按二档缴费的,一级医院按88%支付(基本药物按90%支付),二级医院按70%支付,三级医院按60%支付。 
2021年度居民基本医疗保险基金年最高支付限额标准一档缴费的为18万元,二档缴费的为22 万元。
参保居民中的门诊慢性病患者在协议定点医疗机构发生的符合规定的门诊医疗费用,起付标准300元以上的部分,一档缴费的甲类门诊慢性病按40%比例支付,乙类门诊慢性病按35%比例支付;二档缴费的甲类门诊慢性病按60%比例支付,乙类门诊慢性病按50%比例支付。
甲类门诊慢性病的门诊支付待遇,二档缴费的不设年(或有效期)支付限额,一档缴费的按病种设年(或有效期)支付限额;乙类门诊慢性病的门诊支付待遇,设起付线并按缴费档次和病种,分别设不同的年(或有效期)支付限额。

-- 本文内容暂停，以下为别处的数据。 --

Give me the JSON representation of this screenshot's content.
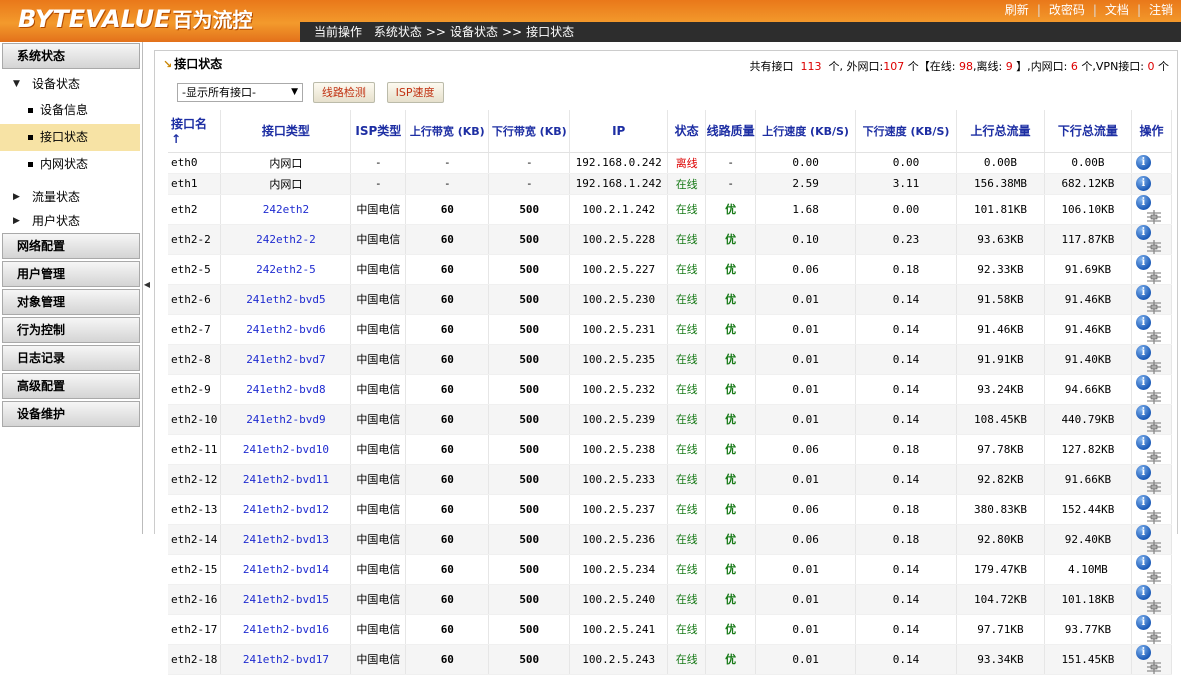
{
  "header": {
    "logo": "BYTEVALUE",
    "logo_cn": "百为流控",
    "breadcrumb": {
      "prefix": "当前操作",
      "items": [
        "系统状态",
        "设备状态",
        "接口状态"
      ],
      "separator": ">>"
    },
    "links": [
      "刷新",
      "改密码",
      "文档",
      "注销"
    ]
  },
  "sidebar": {
    "system_status": "系统状态",
    "device_status": "设备状态",
    "device_children": [
      "设备信息",
      "接口状态",
      "内网状态"
    ],
    "active_item": "接口状态",
    "traffic_status": "流量状态",
    "user_status": "用户状态",
    "groups": [
      "网络配置",
      "用户管理",
      "对象管理",
      "行为控制",
      "日志记录",
      "高级配置",
      "设备维护"
    ]
  },
  "panel": {
    "title": "接口状态",
    "stats": {
      "total_label": "共有接口",
      "total": "113",
      "unit": "个",
      "external_label": "外网口:",
      "external": "107",
      "online_label": "在线:",
      "online": "98",
      "offline_label": "离线:",
      "offline": "9",
      "internal_label": "内网口:",
      "internal": "6",
      "vpn_label": "VPN接口:",
      "vpn": "0"
    },
    "select_value": "-显示所有接口-",
    "btn_line_check": "线路检测",
    "btn_isp_speed": "ISP速度"
  },
  "table": {
    "columns": [
      "接口名",
      "接口类型",
      "ISP类型",
      "上行带宽 (KB)",
      "下行带宽 (KB)",
      "IP",
      "状态",
      "线路质量",
      "上行速度 (KB/S)",
      "下行速度 (KB/S)",
      "上行总流量",
      "下行总流量",
      "操作"
    ],
    "sort_arrow": "↑",
    "rows": [
      {
        "name": "eth0",
        "type": "内网口",
        "isp": "-",
        "up_bw": "-",
        "down_bw": "-",
        "ip": "192.168.0.242",
        "status": "离线",
        "quality": "-",
        "up_speed": "0.00",
        "down_speed": "0.00",
        "up_total": "0.00B",
        "down_total": "0.00B",
        "sniff": false
      },
      {
        "name": "eth1",
        "type": "内网口",
        "isp": "-",
        "up_bw": "-",
        "down_bw": "-",
        "ip": "192.168.1.242",
        "status": "在线",
        "quality": "-",
        "up_speed": "2.59",
        "down_speed": "3.11",
        "up_total": "156.38MB",
        "down_total": "682.12KB",
        "sniff": false
      },
      {
        "name": "eth2",
        "type": "242eth2",
        "isp": "中国电信",
        "up_bw": "60",
        "down_bw": "500",
        "ip": "100.2.1.242",
        "status": "在线",
        "quality": "优",
        "up_speed": "1.68",
        "down_speed": "0.00",
        "up_total": "101.81KB",
        "down_total": "106.10KB",
        "sniff": true
      },
      {
        "name": "eth2-2",
        "type": "242eth2-2",
        "isp": "中国电信",
        "up_bw": "60",
        "down_bw": "500",
        "ip": "100.2.5.228",
        "status": "在线",
        "quality": "优",
        "up_speed": "0.10",
        "down_speed": "0.23",
        "up_total": "93.63KB",
        "down_total": "117.87KB",
        "sniff": true
      },
      {
        "name": "eth2-5",
        "type": "242eth2-5",
        "isp": "中国电信",
        "up_bw": "60",
        "down_bw": "500",
        "ip": "100.2.5.227",
        "status": "在线",
        "quality": "优",
        "up_speed": "0.06",
        "down_speed": "0.18",
        "up_total": "92.33KB",
        "down_total": "91.69KB",
        "sniff": true
      },
      {
        "name": "eth2-6",
        "type": "241eth2-bvd5",
        "isp": "中国电信",
        "up_bw": "60",
        "down_bw": "500",
        "ip": "100.2.5.230",
        "status": "在线",
        "quality": "优",
        "up_speed": "0.01",
        "down_speed": "0.14",
        "up_total": "91.58KB",
        "down_total": "91.46KB",
        "sniff": true
      },
      {
        "name": "eth2-7",
        "type": "241eth2-bvd6",
        "isp": "中国电信",
        "up_bw": "60",
        "down_bw": "500",
        "ip": "100.2.5.231",
        "status": "在线",
        "quality": "优",
        "up_speed": "0.01",
        "down_speed": "0.14",
        "up_total": "91.46KB",
        "down_total": "91.46KB",
        "sniff": true
      },
      {
        "name": "eth2-8",
        "type": "241eth2-bvd7",
        "isp": "中国电信",
        "up_bw": "60",
        "down_bw": "500",
        "ip": "100.2.5.235",
        "status": "在线",
        "quality": "优",
        "up_speed": "0.01",
        "down_speed": "0.14",
        "up_total": "91.91KB",
        "down_total": "91.40KB",
        "sniff": true
      },
      {
        "name": "eth2-9",
        "type": "241eth2-bvd8",
        "isp": "中国电信",
        "up_bw": "60",
        "down_bw": "500",
        "ip": "100.2.5.232",
        "status": "在线",
        "quality": "优",
        "up_speed": "0.01",
        "down_speed": "0.14",
        "up_total": "93.24KB",
        "down_total": "94.66KB",
        "sniff": true
      },
      {
        "name": "eth2-10",
        "type": "241eth2-bvd9",
        "isp": "中国电信",
        "up_bw": "60",
        "down_bw": "500",
        "ip": "100.2.5.239",
        "status": "在线",
        "quality": "优",
        "up_speed": "0.01",
        "down_speed": "0.14",
        "up_total": "108.45KB",
        "down_total": "440.79KB",
        "sniff": true
      },
      {
        "name": "eth2-11",
        "type": "241eth2-bvd10",
        "isp": "中国电信",
        "up_bw": "60",
        "down_bw": "500",
        "ip": "100.2.5.238",
        "status": "在线",
        "quality": "优",
        "up_speed": "0.06",
        "down_speed": "0.18",
        "up_total": "97.78KB",
        "down_total": "127.82KB",
        "sniff": true
      },
      {
        "name": "eth2-12",
        "type": "241eth2-bvd11",
        "isp": "中国电信",
        "up_bw": "60",
        "down_bw": "500",
        "ip": "100.2.5.233",
        "status": "在线",
        "quality": "优",
        "up_speed": "0.01",
        "down_speed": "0.14",
        "up_total": "92.82KB",
        "down_total": "91.66KB",
        "sniff": true
      },
      {
        "name": "eth2-13",
        "type": "241eth2-bvd12",
        "isp": "中国电信",
        "up_bw": "60",
        "down_bw": "500",
        "ip": "100.2.5.237",
        "status": "在线",
        "quality": "优",
        "up_speed": "0.06",
        "down_speed": "0.18",
        "up_total": "380.83KB",
        "down_total": "152.44KB",
        "sniff": true
      },
      {
        "name": "eth2-14",
        "type": "241eth2-bvd13",
        "isp": "中国电信",
        "up_bw": "60",
        "down_bw": "500",
        "ip": "100.2.5.236",
        "status": "在线",
        "quality": "优",
        "up_speed": "0.06",
        "down_speed": "0.18",
        "up_total": "92.80KB",
        "down_total": "92.40KB",
        "sniff": true
      },
      {
        "name": "eth2-15",
        "type": "241eth2-bvd14",
        "isp": "中国电信",
        "up_bw": "60",
        "down_bw": "500",
        "ip": "100.2.5.234",
        "status": "在线",
        "quality": "优",
        "up_speed": "0.01",
        "down_speed": "0.14",
        "up_total": "179.47KB",
        "down_total": "4.10MB",
        "sniff": true
      },
      {
        "name": "eth2-16",
        "type": "241eth2-bvd15",
        "isp": "中国电信",
        "up_bw": "60",
        "down_bw": "500",
        "ip": "100.2.5.240",
        "status": "在线",
        "quality": "优",
        "up_speed": "0.01",
        "down_speed": "0.14",
        "up_total": "104.72KB",
        "down_total": "101.18KB",
        "sniff": true
      },
      {
        "name": "eth2-17",
        "type": "241eth2-bvd16",
        "isp": "中国电信",
        "up_bw": "60",
        "down_bw": "500",
        "ip": "100.2.5.241",
        "status": "在线",
        "quality": "优",
        "up_speed": "0.01",
        "down_speed": "0.14",
        "up_total": "97.71KB",
        "down_total": "93.77KB",
        "sniff": true
      },
      {
        "name": "eth2-18",
        "type": "241eth2-bvd17",
        "isp": "中国电信",
        "up_bw": "60",
        "down_bw": "500",
        "ip": "100.2.5.243",
        "status": "在线",
        "quality": "优",
        "up_speed": "0.01",
        "down_speed": "0.14",
        "up_total": "93.34KB",
        "down_total": "151.45KB",
        "sniff": true
      }
    ]
  },
  "colors": {
    "header_orange": "#f39a2c",
    "online_green": "#177a17",
    "offline_red": "#d00000",
    "link_blue": "#1f2bd0",
    "header_text_blue": "#1d2ea3",
    "active_menu": "#f7e3a5"
  },
  "icons": {
    "info": "info-icon",
    "sniff": "packet-capture-icon",
    "panel_title": "arrow-icon",
    "select_caret": "caret-down-icon"
  }
}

参保居民在指定的定点医疗机构就医发生的符合规定的门诊医疗费,由普通门诊统筹基金按50%的比例支付,实行起付线和限额管理。参保居民在实行国家基本药物制度的基层医疗机构发生的普通门诊医疗费用,其待遇支付不设起付线,其他医疗机构起付线为每次30元;年最高支付限额一档缴费为200元,二档缴费为350元。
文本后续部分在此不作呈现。